The economy is on the brink of a double-dip recession – and snow is not the only factor to blame, a business group said.


Following yesterday’s shock GDP figures showing the economy had shrunk by 0.5 per cent in the final three months of 2010, the Forum of Private Business (FPB) argued that even without the bad weather economic activity would have been “flattish” – a point made by the Office for National Statistics.


The FPB blamed slow movement on policies to improve business finance – including addressing the lack of affordable lending from banks and tackling the £24 billion in late payments owed to small firms – as the real reason why the economy is facing two successive quarters of contraction, the definition of a double-dip recession.


It also pointed out that tax rises such as increased fuel duty – due to go up again in April by 1p – and the rise in VAT to 20 per cent on January 4 are hitting businesses and consumers.


“Small businesses have warned for some time that we are far from being out of the woods,” said FPB senior policy adviser Alex Jackman.

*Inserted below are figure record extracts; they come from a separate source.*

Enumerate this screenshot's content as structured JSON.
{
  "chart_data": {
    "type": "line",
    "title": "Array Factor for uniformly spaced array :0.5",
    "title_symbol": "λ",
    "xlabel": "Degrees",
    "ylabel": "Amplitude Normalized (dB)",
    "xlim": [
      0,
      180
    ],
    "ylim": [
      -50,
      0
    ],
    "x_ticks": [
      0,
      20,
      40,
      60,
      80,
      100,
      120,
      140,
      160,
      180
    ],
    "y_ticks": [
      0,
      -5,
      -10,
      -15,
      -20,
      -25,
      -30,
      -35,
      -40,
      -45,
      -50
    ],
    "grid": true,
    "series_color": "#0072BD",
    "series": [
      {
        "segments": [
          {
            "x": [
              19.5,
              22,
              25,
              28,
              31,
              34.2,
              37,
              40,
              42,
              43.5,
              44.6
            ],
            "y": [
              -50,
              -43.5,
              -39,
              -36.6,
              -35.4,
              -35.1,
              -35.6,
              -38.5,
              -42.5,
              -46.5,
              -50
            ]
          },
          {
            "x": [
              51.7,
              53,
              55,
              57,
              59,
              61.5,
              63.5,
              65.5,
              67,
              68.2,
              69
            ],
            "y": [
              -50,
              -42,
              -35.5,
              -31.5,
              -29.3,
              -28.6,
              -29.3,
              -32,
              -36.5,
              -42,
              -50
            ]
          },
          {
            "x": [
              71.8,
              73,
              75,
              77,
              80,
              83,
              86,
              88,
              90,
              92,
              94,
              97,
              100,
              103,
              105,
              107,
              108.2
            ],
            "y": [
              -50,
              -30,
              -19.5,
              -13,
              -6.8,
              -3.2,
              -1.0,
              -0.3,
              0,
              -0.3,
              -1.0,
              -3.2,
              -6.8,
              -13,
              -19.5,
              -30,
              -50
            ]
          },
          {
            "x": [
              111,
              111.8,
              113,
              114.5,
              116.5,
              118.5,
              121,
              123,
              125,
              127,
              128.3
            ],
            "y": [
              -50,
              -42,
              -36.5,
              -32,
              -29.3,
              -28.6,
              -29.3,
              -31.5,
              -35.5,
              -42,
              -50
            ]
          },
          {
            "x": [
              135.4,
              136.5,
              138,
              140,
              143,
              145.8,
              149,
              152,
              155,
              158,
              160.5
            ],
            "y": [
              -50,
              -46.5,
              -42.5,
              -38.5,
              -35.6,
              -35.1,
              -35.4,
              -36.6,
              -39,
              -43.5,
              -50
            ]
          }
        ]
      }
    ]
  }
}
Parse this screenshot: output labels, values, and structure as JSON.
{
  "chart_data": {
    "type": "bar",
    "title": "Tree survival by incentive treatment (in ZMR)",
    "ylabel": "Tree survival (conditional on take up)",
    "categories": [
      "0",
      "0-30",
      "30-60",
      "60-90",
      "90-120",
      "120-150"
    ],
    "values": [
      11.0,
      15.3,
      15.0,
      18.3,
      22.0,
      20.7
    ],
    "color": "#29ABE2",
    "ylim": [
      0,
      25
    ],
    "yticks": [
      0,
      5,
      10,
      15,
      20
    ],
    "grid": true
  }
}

“Clearly, the harsh winter weather, costing the economy an estimated £230 million per day at its worst, has been one factor but still not enough has been done to remove the shackles created by tax, red tape and the continued lack of affordable funding preventing SMEs from growing, creating jobs lost in the public sector and driving real, sustained economic recovery.”


Mr Jackman warned: “Unless that changes, and changes quickly, there remains a very real threat of a ‘double dip’ recession and that could spell disaster.”


In contrast, the Confederation of British Industry (CBI) reckoned it was too soon to sound a double-dip alarm.


“On these data it is far too early to conclude that the UK economy faces a serious double dip, and it will be some months before the true picture of its underlying performance becomes clear,” said the CBI’s chief economic adviser Ian McCafferty.


At the British Chambers of Commerce, chief economist David Kern added: “In spite of these figures we believe the Government should persevere with the deficit cutting programme, but the economy is clearly fragile and policy must be implemented cautiously.”


He also urged the Bank of England’s Monetary Policy Committee (MPC) to abandon any early interest rate rise until the recovery is more secure.


“On its part, the Government must ensure obstacles that hamper businesses in their efforts to create jobs, invest and export must be removed.”